Page d'accueil
du Magazine


Une catastrophe chronique
Anna Fresse

Alors que les communautés rurales d'Amérique centrale s'évertuent à surmonter l'impact dévastateur de la sécheresse, certains experts annoncent de nouvelles épreuves avec le prochain retour des dérèglements climatiques causés par le phénomène El Niño.

On estime qu'environ 1,4 million d'habitants des régions rurales de l'Amérique centrale sont aujourd'hui affectés par la sécheresse. La Croix-Rouge s'efforce de répondre à la crise présente tout en recherchant des solutions durables pour éviter qu'une telle situation ne se reproduise.

En Amérique centrale, les catas-trophes naturelles sont monnaie courante. Séismes, ouragans, inondations et sécheresses font intimement partie de l'histoire de la région et comptent pour beaucoup dans la pauvreté dont souffrent 80 pour 100 de ses habitants. Au Salvador, au Nicaragua et au Guatemala, des décennies de conflit ont considérablement aggravé les choses.
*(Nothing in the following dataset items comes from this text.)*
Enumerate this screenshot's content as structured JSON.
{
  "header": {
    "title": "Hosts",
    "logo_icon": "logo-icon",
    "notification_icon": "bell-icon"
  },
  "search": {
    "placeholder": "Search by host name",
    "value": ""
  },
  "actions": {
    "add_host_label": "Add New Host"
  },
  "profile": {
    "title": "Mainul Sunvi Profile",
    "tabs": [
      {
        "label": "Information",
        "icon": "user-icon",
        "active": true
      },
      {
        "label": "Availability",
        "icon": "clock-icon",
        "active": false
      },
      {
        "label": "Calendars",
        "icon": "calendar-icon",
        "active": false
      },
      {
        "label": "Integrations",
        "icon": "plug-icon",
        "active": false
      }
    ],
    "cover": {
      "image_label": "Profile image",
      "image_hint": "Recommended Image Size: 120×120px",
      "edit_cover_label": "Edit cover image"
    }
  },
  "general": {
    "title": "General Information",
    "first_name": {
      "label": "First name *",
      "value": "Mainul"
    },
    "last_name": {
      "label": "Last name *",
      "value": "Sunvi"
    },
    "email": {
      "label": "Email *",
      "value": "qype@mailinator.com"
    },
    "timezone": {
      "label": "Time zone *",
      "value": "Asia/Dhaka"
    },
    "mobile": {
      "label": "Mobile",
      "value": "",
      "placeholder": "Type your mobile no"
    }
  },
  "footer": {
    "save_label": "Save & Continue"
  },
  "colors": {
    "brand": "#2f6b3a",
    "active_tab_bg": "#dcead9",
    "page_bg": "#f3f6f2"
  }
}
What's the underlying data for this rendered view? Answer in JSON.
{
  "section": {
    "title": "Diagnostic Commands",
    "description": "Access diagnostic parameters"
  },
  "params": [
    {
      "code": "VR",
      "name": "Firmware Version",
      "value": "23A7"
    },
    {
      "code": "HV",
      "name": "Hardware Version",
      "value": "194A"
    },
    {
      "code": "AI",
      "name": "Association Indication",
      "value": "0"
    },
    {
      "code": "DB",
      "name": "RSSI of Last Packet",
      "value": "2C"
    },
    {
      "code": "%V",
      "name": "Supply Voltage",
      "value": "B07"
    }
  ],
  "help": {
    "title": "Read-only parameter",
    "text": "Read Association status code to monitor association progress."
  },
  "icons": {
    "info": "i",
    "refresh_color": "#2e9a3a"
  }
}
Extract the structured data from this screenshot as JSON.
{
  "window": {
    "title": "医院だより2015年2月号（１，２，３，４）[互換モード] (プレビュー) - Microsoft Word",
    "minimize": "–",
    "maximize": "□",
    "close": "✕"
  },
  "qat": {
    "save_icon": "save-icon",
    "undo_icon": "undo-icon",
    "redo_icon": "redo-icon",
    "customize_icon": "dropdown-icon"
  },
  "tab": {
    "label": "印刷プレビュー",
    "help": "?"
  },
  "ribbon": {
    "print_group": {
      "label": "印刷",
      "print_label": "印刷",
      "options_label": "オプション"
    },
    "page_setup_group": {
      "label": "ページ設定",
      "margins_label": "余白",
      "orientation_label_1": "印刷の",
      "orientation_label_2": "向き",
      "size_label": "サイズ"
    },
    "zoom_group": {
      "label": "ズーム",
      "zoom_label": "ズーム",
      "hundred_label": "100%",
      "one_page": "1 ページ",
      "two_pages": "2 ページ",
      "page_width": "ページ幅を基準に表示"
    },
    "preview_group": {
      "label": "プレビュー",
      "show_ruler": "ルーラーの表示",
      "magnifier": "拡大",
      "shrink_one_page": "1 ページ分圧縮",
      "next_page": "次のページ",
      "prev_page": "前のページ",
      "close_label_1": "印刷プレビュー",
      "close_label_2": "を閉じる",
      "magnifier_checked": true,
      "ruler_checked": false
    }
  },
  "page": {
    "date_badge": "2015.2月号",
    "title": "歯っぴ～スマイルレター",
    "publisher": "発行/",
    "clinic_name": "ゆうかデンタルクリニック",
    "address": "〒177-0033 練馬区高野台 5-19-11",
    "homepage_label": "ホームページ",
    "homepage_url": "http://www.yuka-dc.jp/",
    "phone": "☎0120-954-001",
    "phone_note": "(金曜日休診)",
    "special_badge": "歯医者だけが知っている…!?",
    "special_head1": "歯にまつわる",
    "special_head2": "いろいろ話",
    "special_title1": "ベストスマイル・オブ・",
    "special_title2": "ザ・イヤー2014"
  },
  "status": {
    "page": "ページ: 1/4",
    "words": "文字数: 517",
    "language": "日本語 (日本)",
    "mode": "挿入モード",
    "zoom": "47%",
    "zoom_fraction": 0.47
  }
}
Et les perspectives d'avenir ne sont, hélas, guère encourageantes. "À compter de cette année, l'Amérique centrale est exposée à de sérieux risques de fa-mine", déclare Francisco Roque Castro. Selon le directeur du Programme alimentaire mondial (PAM) pour l'Amérique latine et les Caraïbes, les efforts déployés à ce jour face aux catas-trophes naturelles ont permis d'éviter une aggravation des souffrances et de la disette, mais on n'a pas su s'attaquer au cœur du problème: la vulnérabilité sociale et écologique des communautés démunies, essentiellement agricoles.

Enchaînement fatal

Dans plusieurs régions du Guatemala et du Salvador, il n'a pas plu durant les mois de juin, juillet ou août 2001, ce qui a entraîné la perte de 80 pour 100 de la production. Au Nicaragua, la proportion a atteint jusqu'à 88 pour 100 et, dans certains secteurs du sud, du centre et de l'ouest du Honduras, les récoltes ont été totalement anéanties par le manque de précipitations.

Si l'agriculture a toujours été difficile dans ces régions, l'ouragan Mitch, qui a ravagé les récoltes d'une grande partie de l'Amérique centrale en 1998, a évidemment exacerbé le problème. "La saison suivante", explique un habitant de Piedras Negras, un village de montagne du nord-est du Guatemala, "nous n'avons eu qu'une récolte et, l'année dernière, celle de mai n'a rien donné et celle de septembre a été médiocre."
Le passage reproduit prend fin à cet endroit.